As a short-term rental host, and hopefully a Superhost, one of the most important decisions you will make is how to price your property. There are two main options to consider: static pricing and dynamic pricing. Each approach has its own advantages and disadvantages, and choosing the right one depends on your specific goals and needs.
Static Pricing
Static pricing involves setting a fixed price for your rental that remains the same all year round, regardless of demand or seasonality.
Benefits
- Simplicity – Static pricing is easy to understand and implement, and does not require any special tools or software.
- Predictability – With static pricing, you can be sure that your rental will generate a consistent income based on your occupancy, which can be helpful for budgeting and planning purposes.
- Repeat business – By offering a consistent price, you can attract repeat business from guests who know what to expect from your rental.
Drawbacks
- Missed opportunities – If demand for your rental is high, you may miss out on higher rates that you could have charged if you used dynamic pricing.
- Reduced occupancy – If demand for your rental is low, you may struggle to fill your rental or unexpectedly have to accept lower rates.
Dynamic Pricing
Dynamic pricing can be most simply described as factoring in the concept of supply and demand into your pricing strategy. Charge more when demand is high, and charge less when demand is low. It’s a balancing act of finding the right guest, at the right time, at the right price.
Benefits
- Increased revenue – Dynamic pricing can help you maximize your revenue by charging higher rates when demand is high, and lower rates when demand is low.
- Occupancy optimization – By adjusting your rates based on demand, you can optimize your occupancy and avoid having your rental sit empty.

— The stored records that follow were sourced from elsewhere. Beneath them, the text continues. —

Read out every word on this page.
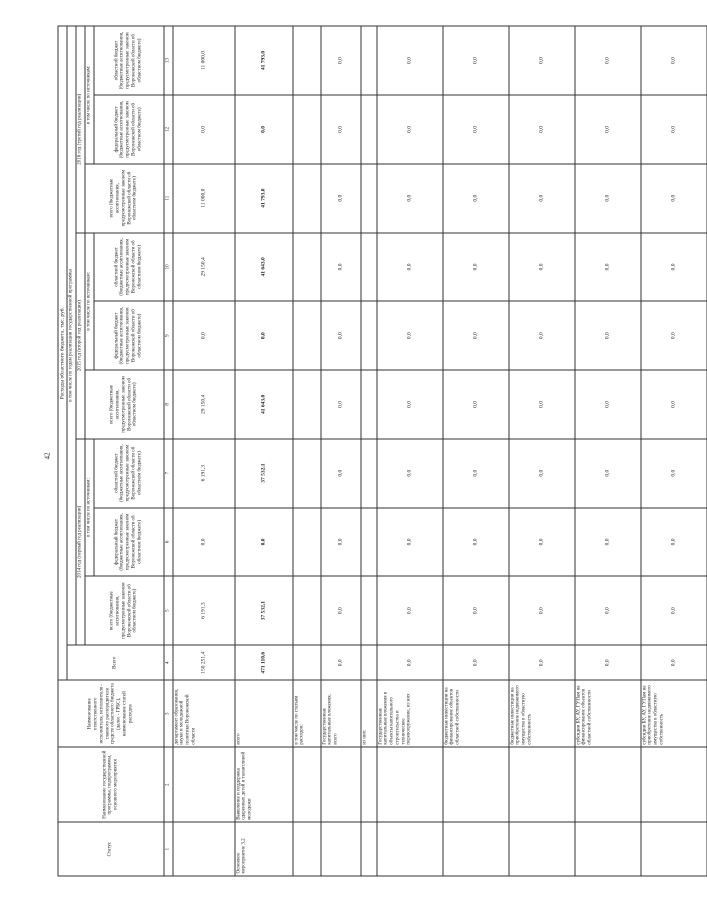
42
Статус	Наименование государственной программы, подпрограммы, основного мероприятия	Наименование ответственного исполнителя, исполнителя - главного распорядителя средств областного бюджета (далее - ГРБС), наименование статей расходов	Расходы областного бюджета, тыс. руб.									
			Всего	в том числе по годам реализации государственной программы								
				2014 год (первый год реализации)			2015 год (второй год реализации)			2016 год (третий год реализации)		
				всего (бюджетные ассигнования, предусмотренные законом Воронежской области об областном бюджете)	в том числе по источникам:		всего (бюджетные ассигнования, предусмотренные законом Воронежской области об областном бюджете)	в том числе по источникам:		всего (бюджетные ассигнования, предусмотренные законом Воронежской области об областном бюджете)	в том числе по источникам:	
					федеральный бюджет (бюджетные ассигнования, предусмотренные законом Воронежской области об областном бюджете)	областной бюджет (бюджетные ассигнования, предусмотренные законом Воронежской области об областном бюджете)		федеральный бюджет (бюджетные ассигнования, предусмотренные законом Воронежской области об областном бюджете)	областной бюджет (бюджетные ассигнования, предусмотренные законом Воронежской области об областном бюджете)		федеральный бюджет (бюджетные ассигнования, предусмотренные законом Воронежской области об областном бюджете)	областной бюджет (бюджетные ассигнования, предусмотренные законом Воронежской области об областном бюджете)
1	2	3	4	5	6	7	8	9	10	11	12	13
		департамент образования, науки и молодежной политики Воронежской области	150 251,4	6 191,3	0,0	6 191,3	29 150,4	0,0	29 150,4	11 000,0	0,0	11 000,0
Основное мероприятие 3.2	Выявление и поддержка одаренных детей и талантливой молодежи	всего	471 110,6	37 532,1	0,0	37 532,1	41 643,0	0,0	41 643,0	41 793,0	0,0	41 793,0
		в том числе по статьям расходов:										
		Государственные капитальные вложения, всего	0,0	0,0	0,0	0,0	0,0	0,0	0,0	0,0	0,0	0,0
		из них:										
		Государственные капитальные вложения в объекты капитального строительства и техническое перевооружение, из них	0,0	0,0	0,0	0,0	0,0	0,0	0,0	0,0	0,0	0,0
		бюджетные инвестиции на финансирование объектов областной собственности	0,0	0,0	0,0	0,0	0,0	0,0	0,0	0,0	0,0	0,0
		бюджетные инвестиции на приобретение недвижимого имущества в областную собственность	0,0	0,0	0,0	0,0	0,0	0,0	0,0	0,0	0,0	0,0
		субсидии БУ, АУ, ГУПам на финансирование объектов областной собственности	0,0	0,0	0,0	0,0	0,0	0,0	0,0	0,0	0,0	0,0
		субсидии БУ, АУ, ГУПам на приобретение недвижимого имущества в областную собственность	0,0	0,0	0,0	0,0	0,0	0,0	0,0	0,0	0,0	0,0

- Increased competitiveness – By using dynamic pricing, you can stay competitive with other short-term rental properties in your area.
Drawbacks
- Complexity – Dynamic pricing will be more complex and time-consuming than static pricing. You’ll have to monitor the demand over time or use specialty software to assist.
- Unpredictability – With dynamic pricing, your income can be more unpredictable, as you may not know what your rental rate will be until demand is known.
- Guest dissatisfaction – Guests may be unhappy if they see that your rental rate has changed significantly since their last booking, especially if they feel that they have been charged a higher rate for the same rental.
Real world
Large rental companies, like Lodgify & Guesty, use dedicated revenue managers and complex algorithms to set rates for their listings. Unless you use a full-service management company, you’ll need to know the basics of revenue management. While completely static and completely dynamic pricing are the ends of the spectrum, you’ll likely find yourself somewhere in the middle. Unless this is your full-time job, it’s rarely possible for you to be watching the market and adjusting rates daily. Airbnb allows you to set a base rate, a weekend rate, and create easy pricing rules that can be applied to larger seasons. You’ll also use length-of-stay discounts and other restrictions to get the optimal bookings for your property.
Smart pricing
You’ll notice the Smart Pricing feature when looking at your pricing and availability settings on Airbnb. Toggling this on allows Airbnb to set your rates automatically based on their pricing algorithm. I’ve never been a fan of this feature because it tends to lower the prices significantly under what I think my rentals are worth. Personally, I’d rather have a good amount of quality bookings than a full calendar of bargain rates that often lead to more wear and tear. Every situation is different but I choose to keep this feature turned off.
Recap
The choice between static and dynamic pricing for short-term rental revenue management depends on your specific goals and needs. Static pricing is simpler and offers more predictability, but may miss out on higher rates during peak demand. Dynamic pricing is more complex but offers the potential for increased revenue and occupancy optimization. Consider your own priorities and weigh the pros and cons of each approach before making a decision.